Adegan inti dari peristiwa ini adalah dialog Yesus dengan
perempuan itu. "Hai perempuan, di manakah mereka? Tidak adakah seorang
yang menghukum engkau?" Perempuan itu berkata kepada Tuhan, "Tidak
ada, Tuhan." Lalu kata Tuhan: "Akupun tidak menghukum engkau. Pergilah,
dan jangan berbuat dosa lagi mulai dari sekarang" (Yoh. 8:10-11). Inilah
klimaks dari peristiwa "zinah" yang dihadapi perempuan itu. Yesus
berdiri sebagai Hukum yang terutama dan mengadili sang perempuan itu. Namun
sebelumnya, Ia harus mengadili orang banyak yang merasa diri paling benar dan
paling taat pada hukum. Padahal, mereka kebablasan dalam meletakkan hukum
berdasarkan hati mereka yang telah mati, tidak peka dan gampang mempersalahkan.

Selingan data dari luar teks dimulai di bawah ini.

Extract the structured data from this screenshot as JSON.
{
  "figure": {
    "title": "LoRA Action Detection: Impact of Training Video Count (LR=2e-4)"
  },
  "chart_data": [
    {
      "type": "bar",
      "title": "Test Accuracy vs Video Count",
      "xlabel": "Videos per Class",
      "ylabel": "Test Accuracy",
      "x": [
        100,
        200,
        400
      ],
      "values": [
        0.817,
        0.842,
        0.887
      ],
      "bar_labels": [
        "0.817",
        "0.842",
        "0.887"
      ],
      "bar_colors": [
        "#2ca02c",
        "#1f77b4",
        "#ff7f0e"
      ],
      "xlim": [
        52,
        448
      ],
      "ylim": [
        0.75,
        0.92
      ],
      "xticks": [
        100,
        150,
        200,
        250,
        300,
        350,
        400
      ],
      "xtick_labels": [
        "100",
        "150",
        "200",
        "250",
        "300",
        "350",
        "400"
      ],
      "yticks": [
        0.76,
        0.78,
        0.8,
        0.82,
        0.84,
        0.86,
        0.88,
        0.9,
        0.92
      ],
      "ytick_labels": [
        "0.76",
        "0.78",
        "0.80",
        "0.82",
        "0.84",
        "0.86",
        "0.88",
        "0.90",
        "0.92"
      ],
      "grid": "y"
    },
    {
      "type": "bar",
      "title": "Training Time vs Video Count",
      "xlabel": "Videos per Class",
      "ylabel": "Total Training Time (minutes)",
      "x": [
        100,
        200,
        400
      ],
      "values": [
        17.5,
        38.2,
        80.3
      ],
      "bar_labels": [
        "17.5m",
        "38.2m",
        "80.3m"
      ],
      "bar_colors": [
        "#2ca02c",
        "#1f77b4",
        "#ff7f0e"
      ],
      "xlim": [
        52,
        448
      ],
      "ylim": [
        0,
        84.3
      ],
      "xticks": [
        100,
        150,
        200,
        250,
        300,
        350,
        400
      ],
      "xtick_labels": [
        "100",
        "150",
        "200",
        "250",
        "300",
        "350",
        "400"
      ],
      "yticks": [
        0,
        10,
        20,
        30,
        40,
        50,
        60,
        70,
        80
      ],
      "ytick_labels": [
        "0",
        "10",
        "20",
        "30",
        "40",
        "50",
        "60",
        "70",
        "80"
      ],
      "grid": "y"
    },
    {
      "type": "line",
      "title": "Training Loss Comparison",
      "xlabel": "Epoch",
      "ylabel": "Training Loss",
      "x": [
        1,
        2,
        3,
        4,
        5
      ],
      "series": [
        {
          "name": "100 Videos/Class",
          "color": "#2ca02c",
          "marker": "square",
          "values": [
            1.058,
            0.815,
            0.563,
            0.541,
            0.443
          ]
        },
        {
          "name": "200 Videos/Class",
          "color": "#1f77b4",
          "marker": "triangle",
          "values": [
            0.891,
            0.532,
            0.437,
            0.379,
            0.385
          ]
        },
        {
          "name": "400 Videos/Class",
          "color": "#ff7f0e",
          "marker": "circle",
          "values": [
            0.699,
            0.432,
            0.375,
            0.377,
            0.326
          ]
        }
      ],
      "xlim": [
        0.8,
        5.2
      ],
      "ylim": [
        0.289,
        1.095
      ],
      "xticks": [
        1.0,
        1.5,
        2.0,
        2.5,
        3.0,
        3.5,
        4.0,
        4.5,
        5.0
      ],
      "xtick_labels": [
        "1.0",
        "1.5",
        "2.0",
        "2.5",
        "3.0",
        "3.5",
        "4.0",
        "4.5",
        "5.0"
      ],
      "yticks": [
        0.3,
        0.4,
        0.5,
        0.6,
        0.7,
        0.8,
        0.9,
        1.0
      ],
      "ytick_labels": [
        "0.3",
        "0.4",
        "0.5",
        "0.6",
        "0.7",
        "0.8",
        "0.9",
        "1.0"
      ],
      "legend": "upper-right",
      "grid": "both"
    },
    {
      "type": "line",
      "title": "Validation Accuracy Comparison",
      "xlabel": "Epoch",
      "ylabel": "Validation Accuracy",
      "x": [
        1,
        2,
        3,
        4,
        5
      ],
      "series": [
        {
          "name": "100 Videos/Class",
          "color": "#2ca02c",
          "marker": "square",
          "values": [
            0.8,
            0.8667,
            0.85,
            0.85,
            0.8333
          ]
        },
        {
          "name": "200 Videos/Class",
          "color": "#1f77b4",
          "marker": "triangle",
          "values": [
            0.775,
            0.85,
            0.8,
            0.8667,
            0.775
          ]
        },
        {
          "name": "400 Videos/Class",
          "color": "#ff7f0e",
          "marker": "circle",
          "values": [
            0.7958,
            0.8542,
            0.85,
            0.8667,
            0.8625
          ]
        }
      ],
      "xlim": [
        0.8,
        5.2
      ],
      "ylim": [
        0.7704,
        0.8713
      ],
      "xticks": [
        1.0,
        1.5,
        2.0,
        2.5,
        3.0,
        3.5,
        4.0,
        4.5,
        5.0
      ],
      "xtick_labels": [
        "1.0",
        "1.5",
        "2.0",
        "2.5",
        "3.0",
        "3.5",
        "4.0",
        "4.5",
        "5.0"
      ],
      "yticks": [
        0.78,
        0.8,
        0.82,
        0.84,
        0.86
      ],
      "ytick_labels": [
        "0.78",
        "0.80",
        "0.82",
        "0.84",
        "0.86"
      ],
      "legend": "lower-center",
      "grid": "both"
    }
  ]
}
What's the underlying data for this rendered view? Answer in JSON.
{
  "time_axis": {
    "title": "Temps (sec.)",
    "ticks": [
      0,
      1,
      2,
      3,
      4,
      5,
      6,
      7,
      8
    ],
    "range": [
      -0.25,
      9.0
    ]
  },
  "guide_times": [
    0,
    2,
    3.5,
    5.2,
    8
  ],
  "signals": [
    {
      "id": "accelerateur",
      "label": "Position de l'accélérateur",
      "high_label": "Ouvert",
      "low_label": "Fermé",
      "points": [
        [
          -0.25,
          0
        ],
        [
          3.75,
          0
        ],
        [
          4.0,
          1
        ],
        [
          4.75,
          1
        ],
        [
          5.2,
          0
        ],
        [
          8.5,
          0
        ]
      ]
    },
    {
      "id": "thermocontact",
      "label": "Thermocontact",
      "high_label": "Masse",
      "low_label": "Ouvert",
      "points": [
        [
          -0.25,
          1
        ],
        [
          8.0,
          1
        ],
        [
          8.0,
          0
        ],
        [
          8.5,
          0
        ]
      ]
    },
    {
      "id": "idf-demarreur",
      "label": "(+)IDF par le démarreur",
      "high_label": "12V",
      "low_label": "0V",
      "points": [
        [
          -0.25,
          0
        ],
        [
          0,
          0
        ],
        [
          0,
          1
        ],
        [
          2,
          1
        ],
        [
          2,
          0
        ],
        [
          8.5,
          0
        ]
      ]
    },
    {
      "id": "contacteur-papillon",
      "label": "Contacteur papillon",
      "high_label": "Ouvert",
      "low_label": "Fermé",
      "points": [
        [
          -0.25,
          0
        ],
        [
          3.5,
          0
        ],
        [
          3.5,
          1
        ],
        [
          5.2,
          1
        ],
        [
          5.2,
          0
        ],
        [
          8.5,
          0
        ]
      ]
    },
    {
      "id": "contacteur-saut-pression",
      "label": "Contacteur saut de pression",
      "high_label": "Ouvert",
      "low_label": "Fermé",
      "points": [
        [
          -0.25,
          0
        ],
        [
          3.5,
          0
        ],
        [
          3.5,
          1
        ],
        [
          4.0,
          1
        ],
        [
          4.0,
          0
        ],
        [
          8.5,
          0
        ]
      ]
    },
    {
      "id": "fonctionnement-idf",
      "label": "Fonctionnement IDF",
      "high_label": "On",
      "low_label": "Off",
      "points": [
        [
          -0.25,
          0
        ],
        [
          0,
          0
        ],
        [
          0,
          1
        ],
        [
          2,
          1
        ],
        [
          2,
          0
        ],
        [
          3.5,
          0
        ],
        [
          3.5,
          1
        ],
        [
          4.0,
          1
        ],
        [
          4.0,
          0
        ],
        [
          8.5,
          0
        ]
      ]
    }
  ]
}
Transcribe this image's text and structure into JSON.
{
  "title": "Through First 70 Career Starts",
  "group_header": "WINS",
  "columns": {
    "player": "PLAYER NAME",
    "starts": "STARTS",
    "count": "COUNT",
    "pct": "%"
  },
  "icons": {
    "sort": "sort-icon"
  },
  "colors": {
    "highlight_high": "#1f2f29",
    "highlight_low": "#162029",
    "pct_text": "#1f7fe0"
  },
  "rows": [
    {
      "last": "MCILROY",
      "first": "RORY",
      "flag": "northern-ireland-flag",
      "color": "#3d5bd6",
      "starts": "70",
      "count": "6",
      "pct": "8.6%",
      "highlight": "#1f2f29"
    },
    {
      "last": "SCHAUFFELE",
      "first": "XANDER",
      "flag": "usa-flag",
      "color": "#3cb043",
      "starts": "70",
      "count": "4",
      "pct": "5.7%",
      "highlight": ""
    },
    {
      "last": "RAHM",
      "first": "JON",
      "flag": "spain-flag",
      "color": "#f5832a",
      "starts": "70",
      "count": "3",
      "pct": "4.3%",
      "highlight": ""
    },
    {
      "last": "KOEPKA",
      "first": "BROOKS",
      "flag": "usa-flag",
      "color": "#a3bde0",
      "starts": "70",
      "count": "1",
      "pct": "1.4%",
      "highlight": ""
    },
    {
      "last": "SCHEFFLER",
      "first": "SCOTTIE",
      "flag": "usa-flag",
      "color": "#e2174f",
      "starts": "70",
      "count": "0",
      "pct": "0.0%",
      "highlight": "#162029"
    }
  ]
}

Pergilah, Akupun tidak menghukum engkau. Pergilah tapi
jangan berbuat dosa lagi! Berhadapan dengan Tuhan, Ia akan memberikan
pengampunan dosa, mengadili dengan kasihNya dan menjadikan kita sebagai manusia
baru. Ia bukannya tidak melihat dosa, melainkan mengutamakan kasihNya supaya
dosa dengan sendirinya mundur dan meleleh bersama dengan tobat yang kita
usahakan. Mari ikutlah Yesus dalam jalan pengampunan menuju surga keabadian.
IN TE DOMINE SPERAVI, NON CONFUNDAR IN AETERNUM.